Despite his struggles in recent years, B.J. Penn has continued to soldier onward in his mixed martial arts career. That could be changing, however.
In an Instagram Live interview with coach Jason Parillo, “The Prodigy” admitted that the preparation for a fight “takes too much f—-king work.”
“It takes a lot of work,” Penn said (transcription via MMAjunkie.com). “It takes too much. Too much f—-ing work. At this age, it just takes too much f—-king work. You never know what’s going to happen, but it takes so much work.”
The 41-year-old Hawaiian hasn’t been victorious in a bout since a first-round knockout of Matt Hughes in November 2010. Since that time, he has gone 0-7-1 in the Octagon, losing many of his appearances in lopsided fashion. Still, Penn has love for the sport in which he began competing professionally in 2001.

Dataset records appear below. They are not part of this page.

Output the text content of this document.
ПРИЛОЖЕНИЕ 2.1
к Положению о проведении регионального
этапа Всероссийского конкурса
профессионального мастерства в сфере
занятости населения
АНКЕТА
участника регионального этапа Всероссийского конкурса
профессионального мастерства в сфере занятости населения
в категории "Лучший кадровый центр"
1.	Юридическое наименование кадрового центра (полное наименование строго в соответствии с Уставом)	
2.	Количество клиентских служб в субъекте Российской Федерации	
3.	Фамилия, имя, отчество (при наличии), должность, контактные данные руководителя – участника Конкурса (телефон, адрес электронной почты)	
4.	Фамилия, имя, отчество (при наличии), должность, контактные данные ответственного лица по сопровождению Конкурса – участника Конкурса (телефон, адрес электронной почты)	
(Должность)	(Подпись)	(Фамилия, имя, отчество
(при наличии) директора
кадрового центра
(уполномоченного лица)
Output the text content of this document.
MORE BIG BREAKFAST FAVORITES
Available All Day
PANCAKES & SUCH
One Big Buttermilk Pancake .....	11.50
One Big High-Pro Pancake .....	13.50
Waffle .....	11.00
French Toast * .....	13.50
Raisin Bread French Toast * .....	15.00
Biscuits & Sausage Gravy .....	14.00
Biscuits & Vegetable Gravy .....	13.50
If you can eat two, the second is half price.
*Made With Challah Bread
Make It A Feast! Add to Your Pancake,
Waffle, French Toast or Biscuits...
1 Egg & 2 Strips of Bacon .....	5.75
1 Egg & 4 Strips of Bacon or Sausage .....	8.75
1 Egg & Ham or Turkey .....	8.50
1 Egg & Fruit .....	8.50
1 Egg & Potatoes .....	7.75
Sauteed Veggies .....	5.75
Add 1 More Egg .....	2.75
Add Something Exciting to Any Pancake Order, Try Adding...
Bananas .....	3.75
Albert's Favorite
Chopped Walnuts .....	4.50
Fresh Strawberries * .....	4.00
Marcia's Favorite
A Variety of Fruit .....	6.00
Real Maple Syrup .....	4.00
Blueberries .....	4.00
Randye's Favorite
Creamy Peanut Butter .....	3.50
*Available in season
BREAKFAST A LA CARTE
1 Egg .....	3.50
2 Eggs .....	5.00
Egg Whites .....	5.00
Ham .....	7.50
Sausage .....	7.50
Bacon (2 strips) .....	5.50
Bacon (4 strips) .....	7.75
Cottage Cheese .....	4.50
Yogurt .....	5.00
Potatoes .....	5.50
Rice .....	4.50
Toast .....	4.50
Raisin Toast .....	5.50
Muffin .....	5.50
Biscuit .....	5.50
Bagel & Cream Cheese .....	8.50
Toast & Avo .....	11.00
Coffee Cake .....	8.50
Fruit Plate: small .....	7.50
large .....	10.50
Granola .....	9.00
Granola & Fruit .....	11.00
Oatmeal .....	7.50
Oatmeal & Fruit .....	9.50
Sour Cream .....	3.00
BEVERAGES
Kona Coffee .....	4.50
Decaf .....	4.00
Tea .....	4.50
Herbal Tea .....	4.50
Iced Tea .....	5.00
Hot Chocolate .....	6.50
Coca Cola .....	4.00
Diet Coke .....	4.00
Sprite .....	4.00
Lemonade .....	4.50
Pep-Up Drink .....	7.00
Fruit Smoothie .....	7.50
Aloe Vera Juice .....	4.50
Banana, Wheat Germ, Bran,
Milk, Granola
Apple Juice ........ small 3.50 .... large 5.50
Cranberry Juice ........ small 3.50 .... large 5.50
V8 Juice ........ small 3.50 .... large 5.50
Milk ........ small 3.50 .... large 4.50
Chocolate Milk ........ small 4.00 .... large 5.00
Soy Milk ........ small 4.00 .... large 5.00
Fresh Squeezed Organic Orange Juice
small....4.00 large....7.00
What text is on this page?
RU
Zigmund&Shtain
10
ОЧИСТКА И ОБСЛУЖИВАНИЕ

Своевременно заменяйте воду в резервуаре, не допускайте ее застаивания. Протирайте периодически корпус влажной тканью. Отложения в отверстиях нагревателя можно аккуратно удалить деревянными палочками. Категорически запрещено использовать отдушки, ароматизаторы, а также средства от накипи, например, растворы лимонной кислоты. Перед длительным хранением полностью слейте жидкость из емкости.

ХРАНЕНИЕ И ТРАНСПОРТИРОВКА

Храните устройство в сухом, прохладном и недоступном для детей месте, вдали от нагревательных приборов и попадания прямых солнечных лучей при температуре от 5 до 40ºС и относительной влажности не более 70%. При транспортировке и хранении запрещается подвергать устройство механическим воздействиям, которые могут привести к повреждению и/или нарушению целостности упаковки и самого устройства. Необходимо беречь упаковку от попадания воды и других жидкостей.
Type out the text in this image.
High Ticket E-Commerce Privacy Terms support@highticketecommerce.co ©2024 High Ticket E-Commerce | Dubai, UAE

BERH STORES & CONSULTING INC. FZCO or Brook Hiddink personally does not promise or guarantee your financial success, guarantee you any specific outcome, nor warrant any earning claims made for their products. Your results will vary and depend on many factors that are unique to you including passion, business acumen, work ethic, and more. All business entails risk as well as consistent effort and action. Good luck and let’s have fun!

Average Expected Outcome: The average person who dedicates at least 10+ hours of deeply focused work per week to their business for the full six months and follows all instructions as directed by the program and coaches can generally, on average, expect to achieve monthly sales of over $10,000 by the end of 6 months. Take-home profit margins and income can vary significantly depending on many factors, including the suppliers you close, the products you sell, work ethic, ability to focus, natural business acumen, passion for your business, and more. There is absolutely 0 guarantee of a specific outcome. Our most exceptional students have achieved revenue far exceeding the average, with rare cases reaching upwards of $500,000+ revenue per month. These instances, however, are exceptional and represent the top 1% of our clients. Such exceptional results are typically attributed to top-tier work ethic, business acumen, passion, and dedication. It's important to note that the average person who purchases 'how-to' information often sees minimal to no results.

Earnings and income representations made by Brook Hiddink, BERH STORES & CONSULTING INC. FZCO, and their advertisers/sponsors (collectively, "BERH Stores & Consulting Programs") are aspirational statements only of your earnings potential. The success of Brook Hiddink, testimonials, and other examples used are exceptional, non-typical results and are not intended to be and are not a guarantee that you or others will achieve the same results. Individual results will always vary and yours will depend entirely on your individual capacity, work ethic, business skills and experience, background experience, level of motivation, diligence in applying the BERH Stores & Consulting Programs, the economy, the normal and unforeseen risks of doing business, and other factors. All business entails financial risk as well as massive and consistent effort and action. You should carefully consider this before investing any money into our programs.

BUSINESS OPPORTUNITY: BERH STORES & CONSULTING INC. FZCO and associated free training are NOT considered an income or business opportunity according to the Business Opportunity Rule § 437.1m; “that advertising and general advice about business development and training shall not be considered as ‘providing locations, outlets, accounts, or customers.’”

“If I can get anything else going it would be nice,” Penn said. “If I could get anything else going in life than just a fist fight, it would be nice. But it’s so fun and I love the process and all those things about it. Then you get in the gym and start doing good with active fighters and next thing you know you’re trying to fight and biting off more than you can chew. You might be, you might not be. But the process itself, it’s a lot to just do a camp or whatever.”
If Penn does elect to compete again, it would have be outside the Las Vegas-based promotion, as issues outside the cage have prompted his release from the UFC.
Penn last competed at UFC 237, where he dropped a unanimous decision to Clay Guida for his seventh consecutive defeat. The 41-year-old Hawaii native was still supposed to receive one final Octagon bout against Nik Lentz, but UFC president Dana White decided that Penn was done competing in the promotion upon seeing the street fight videos from last August.
Last August, videos captured Penn in what appeared to be a bar fight outside Lava Shack. Two months earlier, Penn was involved in a fight with a bouncer outside a Hawaii strip club. No arrests were made in either incident.
More recently, Penn was under investigation for a possible DUI after being hospitalized in a single car crash in Hilo, Hawaii in February.
While Penn claims that he continues to have “so much people telling me to fight again,” he also realizes the toll the sport can take on an aging athlete.
“I guess when you have something to prove that’s when you can fight the best,” Penn said. “It’s like, ‘Hey man, you already proved yourself.’ It’s not about proving myself, I just really like doing this. But you can’t go out and keep getting hurt. That just don’t make sense to anybody.”
Penn, who was inducted into the UFC Hall of Fame’s “Modern Wing” in 2015, owns a 16-14-2 career record. The Hawaiian is regarded as one of the best lightweights in the sports history and held titles in the UFC at both 155 and 170 pounds. He owns notable career wins over the likes of Matt Hughes, Takanori Gomi, Jens Pulver, Sean Sherk, Kenny Florian, Joe Stevenson, Diego Sanchez and Caol Uno, to name a few.